それを振り払うように、首を振る。そんなことを気にしている状況じゃないのだ。
「えーっと? どういう状況?」
「何で……、テメェ、全裸なんだよ」
山賊が、戸惑ったような声で当然の質問をする。
突然の珍妙な乱入者に、さっきまでこの場を支配していた者達も扱いかねている。
「んー、生まれてきた時から全裸だったけど。そっか、そうだよね」
服は着るよね、と感心したように呟く。山賊の恐怖を誤魔化すためにめちゃくちゃなことを言っているのではなく、本当に心からそう思ったような声だった。
「お、親方ぁ! こ、こいつもかわいいぃ! チ〇コデカいぃ!」
先ほどの小太りの男が、唾を飛ばしながら興奮した声を上げる。どうやらあの醜悪な男は、何でもアリらしい。この変態だけは、素手だった。腕は他の者より太く、格闘が手段なんだろう。
「逃げてください! この人たち、山賊です!」
嫌悪感で冷静になることもあるみたい。助けを求めてはいたが、わたしより小さい子どもを殺させるわけにもいかない。
――わたしは、誰かを助けたくて僧侶になることを望んだのだから。
閉じていた目を開ける。なるべく男の子の股間を見ないように。山賊たちの胸板は厚く、腕は太かった。汚い身なりではあるが、乱入者に対する反応も早かった。山賊の中でも強い部類なのかもしれない。男の子の体は子どもらしく、腕は細く胸は薄い。股間は長く太い。
「まぁ、見たヤツは生かしておかないわな」
サインでも出していたのだろうか。親方と呼ばれた男は少年と対面し、残る三人が男の子を取り囲んだ。
「なるほどね。少女が山賊に襲われてるって状況かぁ。山賊、いるもんなんだね」
男の子に、焦りや恐れはなかった。まるで、自分がここで死ぬなんてカケラも思っていないように。
「何だ、その余裕は?」
親方は、訝しがるような声で訊ねる。
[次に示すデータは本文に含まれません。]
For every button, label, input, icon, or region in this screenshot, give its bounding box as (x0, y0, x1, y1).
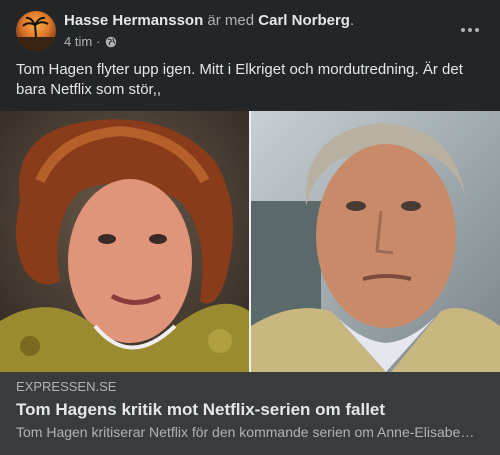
link-description: Tom Hagen kritiserar Netflix för den kom… (16, 424, 476, 440)
post-meta: 4 tim · (64, 34, 117, 49)
link-title[interactable]: Tom Hagens kritik mot Netflix-serien om … (16, 400, 385, 420)
author-avatar[interactable] (16, 11, 56, 51)
photo-man (251, 111, 500, 372)
period: . (349, 12, 355, 29)
more-horizontal-icon (461, 28, 465, 32)
link-preview[interactable]: EXPRESSEN.SE Tom Hagens kritik mot Netfl… (0, 372, 500, 455)
globe-icon[interactable] (105, 36, 117, 48)
palm-tree-icon (16, 16, 56, 51)
meta-separator: · (96, 34, 101, 49)
author-line: Hasse Hermansson är med Carl Norberg. (64, 12, 354, 29)
tagged-name[interactable]: Carl Norberg (258, 12, 350, 29)
more-options-button[interactable] (456, 16, 484, 44)
post-text: Tom Hagen flyter upp igen. Mitt i Elkrig… (16, 61, 463, 98)
with-text: är med (203, 12, 259, 29)
author-name[interactable]: Hasse Hermansson (64, 12, 203, 29)
photo-woman (0, 111, 249, 372)
link-image[interactable] (0, 111, 500, 372)
post-time[interactable]: 4 tim (64, 34, 92, 49)
link-source: EXPRESSEN.SE (16, 379, 117, 394)
feed-post: Hasse Hermansson är med Carl Norberg. 4 … (0, 0, 500, 455)
post-header: Hasse Hermansson är med Carl Norberg. 4 … (16, 10, 484, 54)
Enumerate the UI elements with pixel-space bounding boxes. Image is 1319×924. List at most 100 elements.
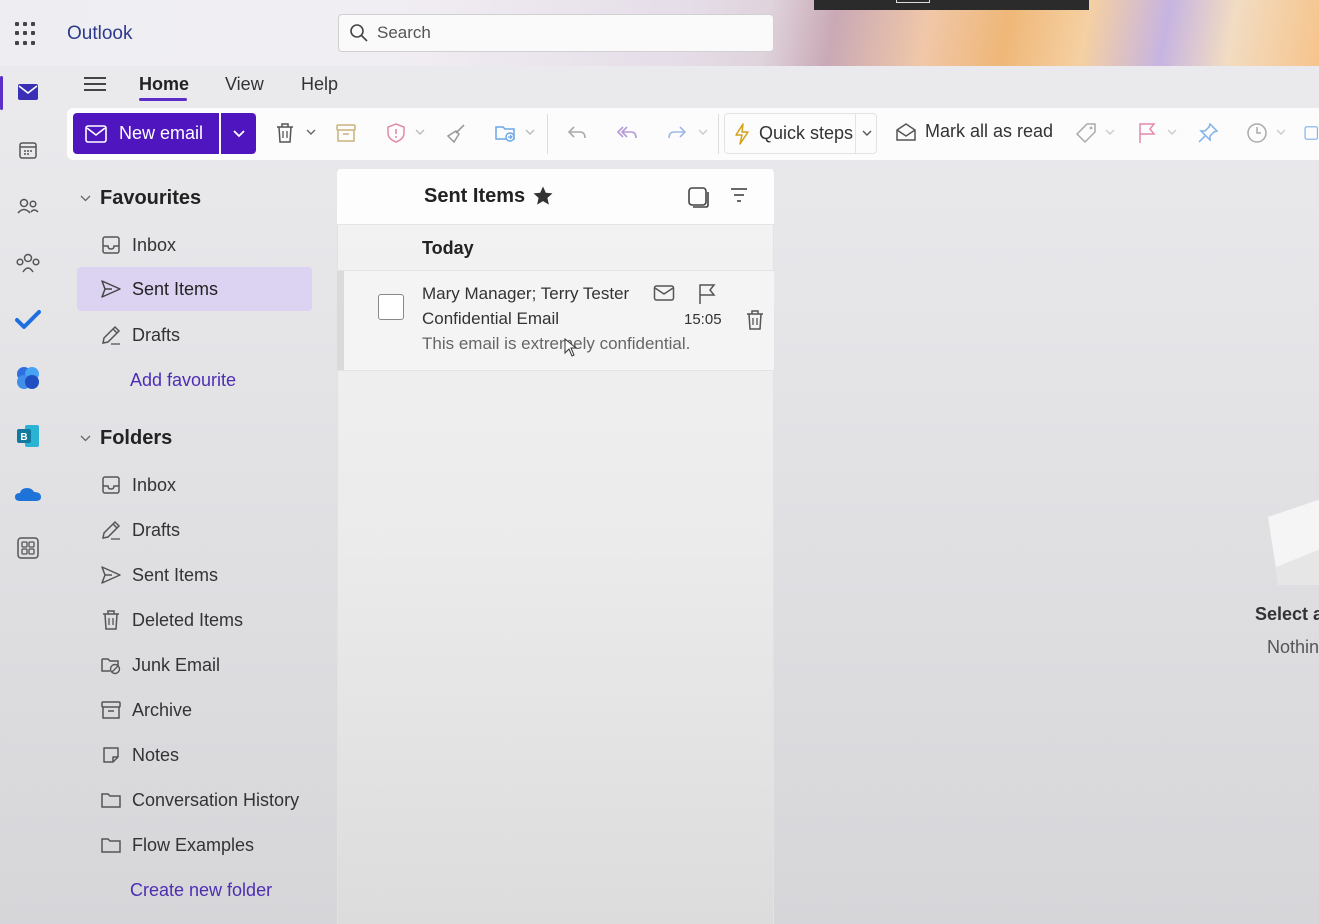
rail-active-indicator bbox=[0, 76, 3, 110]
archive-icon[interactable] bbox=[334, 121, 358, 145]
forward-icon[interactable] bbox=[665, 121, 689, 145]
favourites-heading: Favourites bbox=[100, 187, 202, 209]
folder-drafts[interactable]: Drafts bbox=[77, 508, 312, 552]
folder-label: Junk Email bbox=[132, 654, 221, 675]
folder-junk-email[interactable]: Junk Email bbox=[77, 643, 312, 687]
send-icon bbox=[99, 277, 123, 301]
tab-help[interactable]: Help bbox=[301, 74, 338, 95]
app-title[interactable]: Outlook bbox=[67, 23, 132, 45]
tag-icon[interactable] bbox=[1074, 121, 1098, 145]
chevron-down-icon bbox=[80, 435, 94, 442]
folder-label: Drafts bbox=[132, 324, 181, 345]
svg-text:B: B bbox=[20, 432, 27, 443]
mark-all-read-button[interactable]: Mark all as read bbox=[895, 121, 1053, 142]
chevron-down-icon[interactable] bbox=[1275, 126, 1287, 138]
rules-icon[interactable] bbox=[1302, 121, 1319, 145]
ribbon-separator bbox=[718, 114, 719, 154]
folder-notes[interactable]: Notes bbox=[77, 733, 312, 777]
filter-icon[interactable] bbox=[729, 186, 749, 209]
copilot-icon[interactable] bbox=[14, 364, 42, 392]
app-launcher-icon[interactable] bbox=[15, 22, 39, 46]
folder-flow-examples[interactable]: Flow Examples bbox=[77, 823, 312, 867]
add-favourite-link[interactable]: Add favourite bbox=[130, 370, 236, 391]
folder-deleted-items[interactable]: Deleted Items bbox=[77, 598, 312, 642]
chevron-down-icon[interactable] bbox=[524, 126, 536, 138]
move-to-icon[interactable] bbox=[494, 121, 518, 145]
groups-icon[interactable] bbox=[14, 250, 42, 278]
folder-sent-items[interactable]: Sent Items bbox=[77, 553, 312, 597]
delete-message-icon[interactable] bbox=[745, 309, 765, 336]
favourites-header[interactable]: Favourites bbox=[80, 187, 201, 210]
tab-home[interactable]: Home bbox=[139, 74, 189, 95]
reading-pane-subtitle: Nothin bbox=[1267, 637, 1319, 657]
empty-state-illustration bbox=[1266, 497, 1319, 587]
favourite-inbox[interactable]: Inbox bbox=[77, 223, 312, 267]
message-sender: Mary Manager; Terry Tester bbox=[422, 284, 630, 303]
mail-icon[interactable] bbox=[14, 78, 42, 106]
mark-unread-icon[interactable] bbox=[653, 284, 675, 307]
flag-icon[interactable] bbox=[1135, 121, 1159, 145]
new-email-button[interactable]: New email bbox=[73, 113, 219, 154]
pin-icon[interactable] bbox=[1196, 121, 1220, 145]
onedrive-icon[interactable] bbox=[14, 480, 42, 508]
chevron-down-icon[interactable] bbox=[1166, 126, 1178, 138]
folder-label: Flow Examples bbox=[132, 834, 255, 855]
tab-active-indicator bbox=[139, 98, 187, 101]
reply-icon[interactable] bbox=[565, 121, 589, 145]
message-subject: Confidential Email bbox=[422, 309, 560, 328]
people-icon[interactable] bbox=[14, 192, 42, 220]
chevron-down-icon[interactable] bbox=[305, 126, 317, 138]
quick-steps-button[interactable]: Quick steps bbox=[724, 113, 877, 154]
star-icon[interactable] bbox=[532, 185, 554, 212]
reading-pane-empty: Select ar Nothin bbox=[1240, 590, 1319, 670]
folder-label: Archive bbox=[132, 699, 193, 720]
folder-icon bbox=[99, 788, 123, 812]
folder-label: Sent Items bbox=[132, 564, 219, 585]
folders-heading: Folders bbox=[100, 427, 173, 449]
sweep-icon[interactable] bbox=[444, 121, 468, 145]
trash-icon bbox=[99, 608, 123, 632]
reading-pane-title: Select ar bbox=[1255, 604, 1319, 624]
folder-archive[interactable]: Archive bbox=[77, 688, 312, 732]
chevron-down-icon[interactable] bbox=[697, 126, 709, 138]
message-checkbox[interactable] bbox=[378, 294, 404, 320]
new-email-dropdown[interactable] bbox=[221, 113, 256, 154]
folder-label: Inbox bbox=[132, 234, 177, 255]
search-box[interactable] bbox=[338, 14, 774, 52]
chevron-down-icon bbox=[80, 195, 94, 202]
inbox-icon bbox=[99, 233, 123, 257]
search-icon bbox=[350, 24, 368, 42]
flag-icon[interactable] bbox=[697, 283, 717, 310]
send-icon bbox=[99, 563, 123, 587]
favourite-sent-items[interactable]: Sent Items bbox=[77, 267, 312, 311]
report-icon[interactable] bbox=[384, 121, 408, 145]
delete-icon[interactable] bbox=[273, 121, 297, 145]
search-input[interactable] bbox=[377, 23, 757, 43]
select-mode-icon[interactable] bbox=[687, 186, 711, 213]
folder-inbox[interactable]: Inbox bbox=[77, 463, 312, 507]
mail-icon bbox=[85, 124, 107, 143]
tab-view[interactable]: View bbox=[225, 74, 264, 95]
snooze-clock-icon[interactable] bbox=[1245, 121, 1269, 145]
message-list-title: Sent Items bbox=[424, 185, 526, 207]
create-new-folder-link[interactable]: Create new folder bbox=[130, 880, 272, 901]
date-group-label: Today bbox=[422, 238, 474, 258]
quick-steps-label: Quick steps bbox=[759, 123, 854, 143]
chevron-down-icon[interactable] bbox=[862, 130, 872, 137]
hamburger-menu-icon[interactable] bbox=[84, 73, 106, 95]
message-preview: This email is extremely confidential. bbox=[422, 334, 691, 353]
reply-all-icon[interactable] bbox=[615, 121, 639, 145]
more-apps-icon[interactable] bbox=[14, 534, 42, 562]
ribbon-separator bbox=[547, 114, 548, 154]
calendar-icon[interactable] bbox=[14, 136, 42, 164]
todo-icon[interactable] bbox=[14, 306, 42, 334]
favourite-drafts[interactable]: Drafts bbox=[77, 313, 312, 357]
note-icon bbox=[99, 743, 123, 767]
chevron-down-icon[interactable] bbox=[414, 126, 426, 138]
chevron-down-icon[interactable] bbox=[1104, 126, 1116, 138]
bookings-icon[interactable]: B bbox=[14, 422, 42, 450]
folders-header[interactable]: Folders bbox=[80, 427, 172, 450]
message-time: 15:05 bbox=[684, 311, 722, 328]
folder-label: Sent Items bbox=[132, 278, 219, 299]
folder-conversation-history[interactable]: Conversation History bbox=[77, 778, 312, 822]
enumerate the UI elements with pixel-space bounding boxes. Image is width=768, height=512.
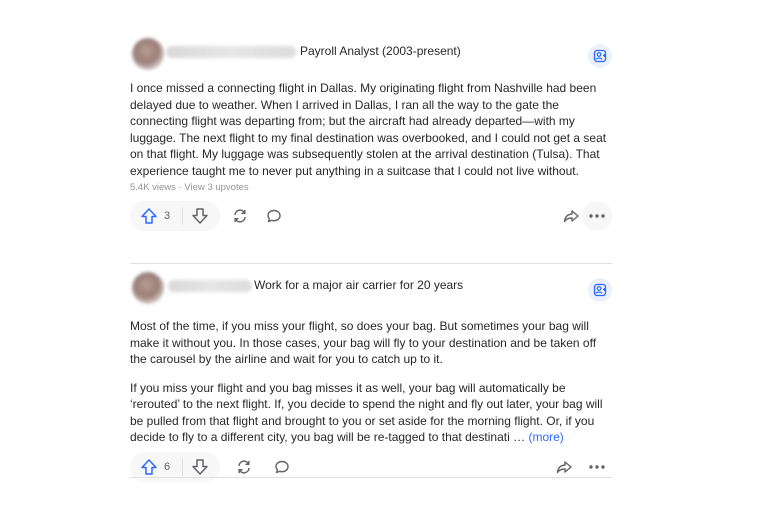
more-dots-icon	[589, 464, 605, 469]
author-avatar[interactable]	[132, 38, 164, 70]
upvote-arrow-icon	[140, 207, 158, 225]
reshare-icon	[236, 459, 252, 475]
author-credential: Payroll Analyst (2003-present)	[300, 44, 461, 58]
follow-user-icon	[593, 49, 607, 63]
upvote-count: 6	[164, 460, 171, 473]
follow-button[interactable]	[588, 278, 612, 302]
share-arrow-icon	[556, 459, 572, 475]
answer-action-bar: 3	[130, 201, 612, 235]
comment-bubble-icon	[274, 459, 290, 475]
comment-button[interactable]	[274, 459, 290, 475]
share-button[interactable]	[556, 459, 572, 475]
vote-divider	[182, 207, 184, 225]
downvote-button[interactable]	[191, 207, 209, 225]
author-name-redacted[interactable]	[168, 280, 252, 292]
author-credential: Work for a major air carrier for 20 year…	[254, 278, 464, 292]
downvote-arrow-icon	[191, 207, 209, 225]
upvote-arrow-icon	[140, 458, 158, 476]
answer-separator	[130, 263, 612, 264]
answer-action-bar: 6	[130, 451, 612, 486]
downvote-button[interactable]	[191, 458, 209, 476]
comment-bubble-icon	[266, 208, 282, 224]
downvote-arrow-icon	[191, 458, 209, 476]
vote-pill: 3	[130, 201, 220, 231]
reshare-button[interactable]	[236, 459, 252, 475]
read-more-link[interactable]: (more)	[528, 430, 563, 444]
answer-header: Work for a major air carrier for 20 year…	[130, 270, 612, 310]
share-arrow-icon	[563, 208, 579, 224]
upvote-count: 3	[164, 210, 171, 222]
share-button[interactable]	[563, 208, 579, 224]
vote-divider	[182, 457, 184, 476]
answer-separator	[130, 477, 612, 478]
follow-button[interactable]	[588, 44, 612, 68]
author-avatar[interactable]	[132, 272, 164, 304]
answer-card: Payroll Analyst (2003-present) I once mi…	[130, 36, 612, 235]
comment-button[interactable]	[266, 208, 282, 224]
more-options-button[interactable]	[582, 201, 612, 231]
upvote-button[interactable]: 3	[130, 201, 170, 231]
reshare-icon	[232, 208, 248, 224]
more-dots-icon	[589, 214, 605, 218]
answer-header: Payroll Analyst (2003-present)	[130, 36, 612, 76]
answer-card: Work for a major air carrier for 20 year…	[130, 270, 612, 486]
answer-text: Most of the time, if you miss your fligh…	[130, 319, 597, 366]
answer-text: If you miss your flight and you bag miss…	[130, 380, 612, 446]
author-name-redacted[interactable]	[166, 46, 296, 58]
answer-text: I once missed a connecting flight in Dal…	[130, 81, 607, 178]
follow-user-icon	[593, 283, 607, 297]
reshare-button[interactable]	[232, 208, 248, 224]
answer-stats[interactable]: 5.4K views · View 3 upvotes	[130, 182, 612, 193]
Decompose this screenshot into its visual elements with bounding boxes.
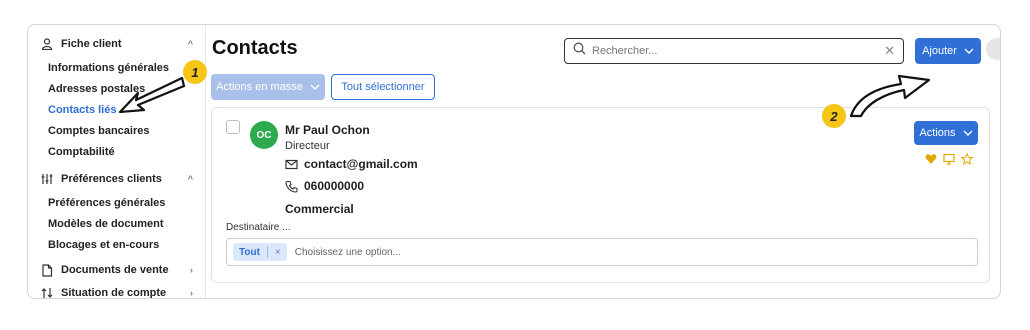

変態の小太り男は息を荒くしているが、他の二人は沈黙している。まるで、男の子に飲まれているように。
「森と――、自然界と一緒だよ? 慌てふためくのは、いつだって弱いヤツだ」
「お、おぉぉお! イイ表情ぅぅう!」
男の子が言うとともに、我慢できなくなったのか小太りの変態が諸手を上げて襲いかかった。
次の瞬間、その醜悪な顔が無くなっていた。